Whole Life Insurance Quote Form


Life is uncertain and in the untimely event of someone passing away, their family might face financial crisis in his or her absence. A Whole Life Insurance plan can resolve this problem, and even in the event of a mishap, you can rest in peace that your loved one will go through any such condition. For whole life insurance services, get in touch. We serve customers and the surrounding areas.

A few reasons on why you should get whole life insurance

The question should not be why you should but why you shouldn’t. Whole life insurance gives you complete peace of mind. As we all know, good or bad, life is full of surprises, and sometimes the worst things happen when you least expect them. At least, with Whole Life Insurance Brampton, you can plan ahead, so your loved ones have a financially stable life even when you are not there. Read on to for more reasons on why you should get a Whole Life Insurance plan

  • It provides an insurance cover for your whole life and to your beneficiaries when you pass away
  • When you retire from your daily work, you will get a steady flow of cash from the savings that you have built up over time
  • Insurance policies have significant tax benefits and you can save a good amount of cash if you have invested in the same

It’s always better to plan ahead

You may never know when death comes or you, but when it does, you should have complete peace of mind knowing that you have done your bit so your loved ones don’t suffer when you are not there anymore. That’s why it is important to choose a whole life insurance plan where your beneficiaries will be paid the amount no matter when you die.

There are two types of life insurance that you can choose between. One is the non-participating one where there is a guaranteed cash value involved and the other is the ‘participating’ option where the cash involved is variable depending on the depending on your premiums and dividends. The dividends involve are paid on the basis of interest rates depending on the insurance company’s profitability.

A few things you should know

  • Whole life insurance policy can be canceled or revoked if you stop paying the premiums in which case, you can receive the cash value
  • Your health condition at the time of your purchase determines the premium amount that you will pay the entire period
  • The cash value withdrawn from the insurance is non-taxable
  • The fixed premium that you would be paying might be high when compared with Term Life Insurance, but on monthly payments, it is less
  • The cash value that you get against the insurance can be borrowed as collateral for a third party loan

Our team members can always offer you unbiased advice with your interests in mind.
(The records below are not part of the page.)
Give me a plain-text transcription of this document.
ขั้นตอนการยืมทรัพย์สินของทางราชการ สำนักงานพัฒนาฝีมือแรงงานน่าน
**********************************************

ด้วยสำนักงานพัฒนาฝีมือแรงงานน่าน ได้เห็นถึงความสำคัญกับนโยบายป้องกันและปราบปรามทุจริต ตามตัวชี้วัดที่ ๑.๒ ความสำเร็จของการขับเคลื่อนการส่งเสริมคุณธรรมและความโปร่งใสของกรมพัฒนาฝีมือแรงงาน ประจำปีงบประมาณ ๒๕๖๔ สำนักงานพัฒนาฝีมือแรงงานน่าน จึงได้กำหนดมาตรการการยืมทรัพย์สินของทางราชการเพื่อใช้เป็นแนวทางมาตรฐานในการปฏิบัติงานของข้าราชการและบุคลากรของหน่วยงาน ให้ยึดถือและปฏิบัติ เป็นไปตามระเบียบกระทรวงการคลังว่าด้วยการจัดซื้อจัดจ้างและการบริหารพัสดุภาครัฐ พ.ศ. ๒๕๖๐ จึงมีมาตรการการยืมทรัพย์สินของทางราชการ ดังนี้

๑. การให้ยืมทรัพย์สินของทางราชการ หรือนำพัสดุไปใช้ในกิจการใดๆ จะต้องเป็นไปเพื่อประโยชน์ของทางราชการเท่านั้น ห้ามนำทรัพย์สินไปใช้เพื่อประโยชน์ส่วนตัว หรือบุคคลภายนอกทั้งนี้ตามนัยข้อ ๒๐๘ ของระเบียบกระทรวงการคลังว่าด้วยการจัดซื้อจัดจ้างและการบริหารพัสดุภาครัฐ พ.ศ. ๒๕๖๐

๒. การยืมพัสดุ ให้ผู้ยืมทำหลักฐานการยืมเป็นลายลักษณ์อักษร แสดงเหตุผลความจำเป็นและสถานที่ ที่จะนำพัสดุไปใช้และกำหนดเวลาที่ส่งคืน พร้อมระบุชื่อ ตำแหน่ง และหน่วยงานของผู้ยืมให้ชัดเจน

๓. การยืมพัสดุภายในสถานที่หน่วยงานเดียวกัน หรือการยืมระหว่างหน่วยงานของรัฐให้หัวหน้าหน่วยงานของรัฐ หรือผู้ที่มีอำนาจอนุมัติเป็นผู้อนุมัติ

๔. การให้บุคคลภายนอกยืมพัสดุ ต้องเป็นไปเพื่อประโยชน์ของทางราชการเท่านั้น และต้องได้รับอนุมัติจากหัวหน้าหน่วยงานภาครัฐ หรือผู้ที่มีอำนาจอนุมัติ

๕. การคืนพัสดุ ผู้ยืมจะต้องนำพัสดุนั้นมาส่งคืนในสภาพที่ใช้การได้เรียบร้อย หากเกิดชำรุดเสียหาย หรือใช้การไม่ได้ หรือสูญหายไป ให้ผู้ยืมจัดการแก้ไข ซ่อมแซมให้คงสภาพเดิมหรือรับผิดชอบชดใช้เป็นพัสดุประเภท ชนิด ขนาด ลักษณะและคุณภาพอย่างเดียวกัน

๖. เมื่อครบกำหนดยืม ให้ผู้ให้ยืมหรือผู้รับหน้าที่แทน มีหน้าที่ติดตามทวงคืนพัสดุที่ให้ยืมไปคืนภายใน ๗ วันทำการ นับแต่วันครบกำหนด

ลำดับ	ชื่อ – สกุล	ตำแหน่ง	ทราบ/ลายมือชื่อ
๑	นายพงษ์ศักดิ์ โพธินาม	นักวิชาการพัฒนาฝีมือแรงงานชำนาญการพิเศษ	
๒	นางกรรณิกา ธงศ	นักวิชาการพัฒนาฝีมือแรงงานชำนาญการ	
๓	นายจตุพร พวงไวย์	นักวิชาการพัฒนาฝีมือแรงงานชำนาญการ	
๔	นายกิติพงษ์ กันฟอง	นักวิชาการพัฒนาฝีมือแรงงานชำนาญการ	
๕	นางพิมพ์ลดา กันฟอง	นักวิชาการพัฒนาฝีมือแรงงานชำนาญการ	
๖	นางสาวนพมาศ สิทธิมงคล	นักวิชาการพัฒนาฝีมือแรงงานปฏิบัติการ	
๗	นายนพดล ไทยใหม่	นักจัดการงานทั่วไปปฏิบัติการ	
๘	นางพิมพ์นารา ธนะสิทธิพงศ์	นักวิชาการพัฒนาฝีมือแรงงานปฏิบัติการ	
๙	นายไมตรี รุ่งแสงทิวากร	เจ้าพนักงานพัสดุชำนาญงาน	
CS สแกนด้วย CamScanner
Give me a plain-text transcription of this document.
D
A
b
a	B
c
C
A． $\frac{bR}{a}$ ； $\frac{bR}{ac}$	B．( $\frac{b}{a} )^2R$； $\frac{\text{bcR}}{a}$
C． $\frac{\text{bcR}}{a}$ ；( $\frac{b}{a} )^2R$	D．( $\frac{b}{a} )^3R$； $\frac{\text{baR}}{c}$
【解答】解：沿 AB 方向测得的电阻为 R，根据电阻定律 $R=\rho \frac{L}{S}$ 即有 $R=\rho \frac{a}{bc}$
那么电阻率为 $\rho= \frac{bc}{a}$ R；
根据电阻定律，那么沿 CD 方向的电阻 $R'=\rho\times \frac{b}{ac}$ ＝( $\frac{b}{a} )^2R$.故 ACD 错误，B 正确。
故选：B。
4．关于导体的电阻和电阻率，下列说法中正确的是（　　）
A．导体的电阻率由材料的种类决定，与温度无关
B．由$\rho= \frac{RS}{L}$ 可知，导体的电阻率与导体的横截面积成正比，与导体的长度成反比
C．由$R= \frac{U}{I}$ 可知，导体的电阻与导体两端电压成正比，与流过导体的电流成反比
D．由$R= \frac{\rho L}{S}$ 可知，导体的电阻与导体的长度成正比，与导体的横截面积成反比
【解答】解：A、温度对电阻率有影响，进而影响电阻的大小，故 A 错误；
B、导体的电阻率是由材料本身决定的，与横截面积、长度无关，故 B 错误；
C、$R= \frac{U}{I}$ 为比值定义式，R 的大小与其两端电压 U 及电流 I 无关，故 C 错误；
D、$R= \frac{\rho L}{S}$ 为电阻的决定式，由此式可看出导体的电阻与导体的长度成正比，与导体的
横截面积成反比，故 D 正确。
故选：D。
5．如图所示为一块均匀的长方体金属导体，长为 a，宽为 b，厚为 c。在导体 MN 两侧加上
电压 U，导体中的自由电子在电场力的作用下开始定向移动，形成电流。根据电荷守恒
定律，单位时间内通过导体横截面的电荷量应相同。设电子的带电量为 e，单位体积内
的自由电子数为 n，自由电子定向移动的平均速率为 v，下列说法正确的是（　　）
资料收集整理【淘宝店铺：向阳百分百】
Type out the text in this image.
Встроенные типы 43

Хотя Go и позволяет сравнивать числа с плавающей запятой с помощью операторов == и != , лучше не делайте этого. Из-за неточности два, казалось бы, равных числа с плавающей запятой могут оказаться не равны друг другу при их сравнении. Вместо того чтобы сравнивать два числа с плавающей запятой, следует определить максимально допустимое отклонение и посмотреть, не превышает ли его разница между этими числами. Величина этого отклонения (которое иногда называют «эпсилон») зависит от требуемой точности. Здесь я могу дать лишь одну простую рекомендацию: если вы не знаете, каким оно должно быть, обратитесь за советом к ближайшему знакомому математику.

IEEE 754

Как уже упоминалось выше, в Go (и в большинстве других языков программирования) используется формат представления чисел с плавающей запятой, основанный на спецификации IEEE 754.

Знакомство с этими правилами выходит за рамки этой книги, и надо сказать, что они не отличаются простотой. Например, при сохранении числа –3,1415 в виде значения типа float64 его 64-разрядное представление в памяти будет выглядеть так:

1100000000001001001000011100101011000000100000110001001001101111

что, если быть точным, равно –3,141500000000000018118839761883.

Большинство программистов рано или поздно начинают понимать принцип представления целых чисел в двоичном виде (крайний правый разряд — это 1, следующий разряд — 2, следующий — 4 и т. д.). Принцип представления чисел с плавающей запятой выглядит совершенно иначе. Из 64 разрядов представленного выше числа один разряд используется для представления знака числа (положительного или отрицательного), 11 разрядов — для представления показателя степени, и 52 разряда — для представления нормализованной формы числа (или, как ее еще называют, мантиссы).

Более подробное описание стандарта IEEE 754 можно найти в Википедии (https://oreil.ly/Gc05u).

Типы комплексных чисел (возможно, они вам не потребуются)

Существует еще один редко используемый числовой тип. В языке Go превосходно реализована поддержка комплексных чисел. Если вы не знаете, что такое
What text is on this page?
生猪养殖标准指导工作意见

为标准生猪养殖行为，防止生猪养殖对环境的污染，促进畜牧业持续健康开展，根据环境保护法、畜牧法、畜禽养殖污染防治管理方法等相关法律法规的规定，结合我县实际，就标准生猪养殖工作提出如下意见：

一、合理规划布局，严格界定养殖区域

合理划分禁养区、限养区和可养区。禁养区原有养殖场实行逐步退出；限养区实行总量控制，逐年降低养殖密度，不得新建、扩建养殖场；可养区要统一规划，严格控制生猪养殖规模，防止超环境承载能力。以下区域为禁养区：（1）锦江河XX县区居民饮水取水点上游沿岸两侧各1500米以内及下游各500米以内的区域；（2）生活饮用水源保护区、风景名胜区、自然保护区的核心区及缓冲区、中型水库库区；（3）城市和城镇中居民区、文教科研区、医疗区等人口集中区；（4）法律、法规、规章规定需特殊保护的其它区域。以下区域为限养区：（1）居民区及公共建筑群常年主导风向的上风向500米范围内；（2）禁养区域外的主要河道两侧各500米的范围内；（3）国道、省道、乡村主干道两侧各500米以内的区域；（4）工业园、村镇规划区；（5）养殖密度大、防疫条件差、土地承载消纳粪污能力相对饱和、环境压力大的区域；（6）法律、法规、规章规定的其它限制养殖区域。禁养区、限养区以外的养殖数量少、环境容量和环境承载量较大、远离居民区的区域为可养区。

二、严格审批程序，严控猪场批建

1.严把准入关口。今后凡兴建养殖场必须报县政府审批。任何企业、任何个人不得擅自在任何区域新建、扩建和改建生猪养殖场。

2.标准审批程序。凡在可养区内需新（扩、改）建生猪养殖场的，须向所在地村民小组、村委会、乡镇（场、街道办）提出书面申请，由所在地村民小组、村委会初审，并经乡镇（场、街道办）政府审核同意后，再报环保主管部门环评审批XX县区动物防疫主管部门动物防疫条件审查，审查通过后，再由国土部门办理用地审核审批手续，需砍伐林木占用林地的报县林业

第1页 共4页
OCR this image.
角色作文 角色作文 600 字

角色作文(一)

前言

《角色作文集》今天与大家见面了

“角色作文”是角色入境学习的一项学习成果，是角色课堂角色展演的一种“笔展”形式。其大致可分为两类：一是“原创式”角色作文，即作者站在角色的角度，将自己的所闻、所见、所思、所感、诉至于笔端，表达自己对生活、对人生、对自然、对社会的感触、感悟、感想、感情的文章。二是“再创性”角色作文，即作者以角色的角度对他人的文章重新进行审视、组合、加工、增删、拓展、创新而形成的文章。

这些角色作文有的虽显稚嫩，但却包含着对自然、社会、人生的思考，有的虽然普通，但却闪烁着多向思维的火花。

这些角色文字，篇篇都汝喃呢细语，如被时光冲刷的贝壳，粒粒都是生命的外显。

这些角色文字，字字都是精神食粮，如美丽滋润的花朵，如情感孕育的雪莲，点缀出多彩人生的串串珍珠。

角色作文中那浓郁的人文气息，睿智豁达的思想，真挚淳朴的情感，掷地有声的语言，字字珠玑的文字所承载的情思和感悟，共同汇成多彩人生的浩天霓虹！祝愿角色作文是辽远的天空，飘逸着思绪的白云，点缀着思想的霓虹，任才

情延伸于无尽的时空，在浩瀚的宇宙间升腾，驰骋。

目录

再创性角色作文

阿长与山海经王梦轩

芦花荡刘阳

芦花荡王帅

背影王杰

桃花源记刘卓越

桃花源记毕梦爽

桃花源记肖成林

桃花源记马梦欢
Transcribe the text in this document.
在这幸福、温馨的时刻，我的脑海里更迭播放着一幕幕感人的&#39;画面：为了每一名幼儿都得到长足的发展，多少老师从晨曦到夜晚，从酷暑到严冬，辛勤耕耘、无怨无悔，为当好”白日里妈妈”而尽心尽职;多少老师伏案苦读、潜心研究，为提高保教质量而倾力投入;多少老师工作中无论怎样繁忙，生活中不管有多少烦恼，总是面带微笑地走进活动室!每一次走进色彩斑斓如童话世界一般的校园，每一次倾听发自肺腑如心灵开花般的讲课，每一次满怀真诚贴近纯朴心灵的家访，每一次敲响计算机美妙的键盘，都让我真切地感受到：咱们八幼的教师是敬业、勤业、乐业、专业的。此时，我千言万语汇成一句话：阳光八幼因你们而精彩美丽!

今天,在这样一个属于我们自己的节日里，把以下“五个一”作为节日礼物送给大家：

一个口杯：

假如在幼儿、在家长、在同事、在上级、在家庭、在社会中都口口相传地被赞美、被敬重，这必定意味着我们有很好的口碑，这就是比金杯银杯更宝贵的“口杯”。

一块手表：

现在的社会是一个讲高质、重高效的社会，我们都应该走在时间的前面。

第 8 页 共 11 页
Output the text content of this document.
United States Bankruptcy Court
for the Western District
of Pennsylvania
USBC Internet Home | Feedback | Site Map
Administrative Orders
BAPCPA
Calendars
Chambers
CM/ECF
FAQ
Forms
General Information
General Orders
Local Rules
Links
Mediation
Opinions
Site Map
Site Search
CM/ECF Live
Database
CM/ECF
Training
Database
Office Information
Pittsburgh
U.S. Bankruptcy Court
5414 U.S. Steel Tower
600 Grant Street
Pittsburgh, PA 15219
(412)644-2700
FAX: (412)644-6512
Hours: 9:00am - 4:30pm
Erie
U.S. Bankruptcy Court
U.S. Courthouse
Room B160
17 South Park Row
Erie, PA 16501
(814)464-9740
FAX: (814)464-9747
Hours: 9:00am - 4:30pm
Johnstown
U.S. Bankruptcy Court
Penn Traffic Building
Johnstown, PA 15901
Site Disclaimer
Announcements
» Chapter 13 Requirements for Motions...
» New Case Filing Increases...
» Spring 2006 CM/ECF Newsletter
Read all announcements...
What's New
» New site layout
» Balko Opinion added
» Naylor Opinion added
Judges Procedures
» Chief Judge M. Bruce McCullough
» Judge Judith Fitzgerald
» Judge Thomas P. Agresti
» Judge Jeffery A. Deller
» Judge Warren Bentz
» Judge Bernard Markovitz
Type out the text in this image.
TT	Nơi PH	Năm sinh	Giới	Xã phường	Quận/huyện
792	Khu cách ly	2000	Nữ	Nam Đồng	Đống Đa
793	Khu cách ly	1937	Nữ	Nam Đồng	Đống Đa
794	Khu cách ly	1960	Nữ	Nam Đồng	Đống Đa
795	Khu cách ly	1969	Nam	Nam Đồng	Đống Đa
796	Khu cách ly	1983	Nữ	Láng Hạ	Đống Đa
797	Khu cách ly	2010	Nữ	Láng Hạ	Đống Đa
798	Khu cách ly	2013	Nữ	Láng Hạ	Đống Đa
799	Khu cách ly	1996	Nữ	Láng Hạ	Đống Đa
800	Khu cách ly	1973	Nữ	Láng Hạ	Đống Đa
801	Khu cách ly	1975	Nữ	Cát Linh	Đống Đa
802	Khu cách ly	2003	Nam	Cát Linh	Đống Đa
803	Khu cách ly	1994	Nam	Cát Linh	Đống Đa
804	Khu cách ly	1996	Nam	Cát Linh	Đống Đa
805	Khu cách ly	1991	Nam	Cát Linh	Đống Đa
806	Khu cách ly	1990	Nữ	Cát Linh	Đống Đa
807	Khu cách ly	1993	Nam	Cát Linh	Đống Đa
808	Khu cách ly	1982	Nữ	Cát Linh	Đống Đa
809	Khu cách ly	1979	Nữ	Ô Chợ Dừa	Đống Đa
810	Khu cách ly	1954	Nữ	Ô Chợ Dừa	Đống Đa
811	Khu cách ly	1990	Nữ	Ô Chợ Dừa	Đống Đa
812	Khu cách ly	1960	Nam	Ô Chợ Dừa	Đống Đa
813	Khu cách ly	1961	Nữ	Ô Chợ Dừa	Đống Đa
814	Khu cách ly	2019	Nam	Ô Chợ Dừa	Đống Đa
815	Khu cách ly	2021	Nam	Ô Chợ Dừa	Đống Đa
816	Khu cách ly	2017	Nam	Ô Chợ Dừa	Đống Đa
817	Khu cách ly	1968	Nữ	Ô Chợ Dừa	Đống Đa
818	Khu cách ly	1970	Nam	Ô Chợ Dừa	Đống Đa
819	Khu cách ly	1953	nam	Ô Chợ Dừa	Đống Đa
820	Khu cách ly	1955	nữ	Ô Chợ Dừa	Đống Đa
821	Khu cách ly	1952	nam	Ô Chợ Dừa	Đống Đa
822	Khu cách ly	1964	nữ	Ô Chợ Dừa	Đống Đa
Contact us today for more details. Our services are available to customers.


If you surrender the policy at a later date, the cash value, if any, will be returned to you. If you stop making premium payments you can receive the cash value or use that cash value to provide a paid-up insurance benefit.

Your health condition at the time you purchase the policy determines the fixed premium you’ll pay your whole life. So if you are healthy now, it is not too early to purchase a Whole Life Insurance and enjoy lesser monthly payments.

The cash value can be withdrawn from the Insurance and will be non-taxed until it exceeds the amount you’ve actually paid in.

Whole Life Insurance grows until your demise. Thus it is a guaranteed assurance, of protecting your family from any financial difficulty.

You will be paying fixed premiums throughout your life. It may be high compared to Term Life Insurance with the same coverage, but are much less than the monthly payments of an extended Term Life Insurance for the whole life.

In case of Participating Whole Life Insurance, the insurer receives dividends which fluctuate according to the performance of the Insurance Company.

In Whole Life Insurance, a part of your premium builds a cash value which can be borrowed against the Insurance. It is a tax-deferred amount. The cash value also acts as a collateral to enable you to avail a loan from the third party.

This policy covers the entirety of your lifetime and after you retire, you will have a steady cash flow in the form of cash value if designed that way.

Yes, and it will be returned to you or your beneficiaries ( if the untimely event of your death).

Absolutely not. You use the amount to repay your loan, credit card bill, on home renovation, anywhere you want.

Then policy lapse

You can pay it over a period of 10-20 years or till the age of 65 or till age 100.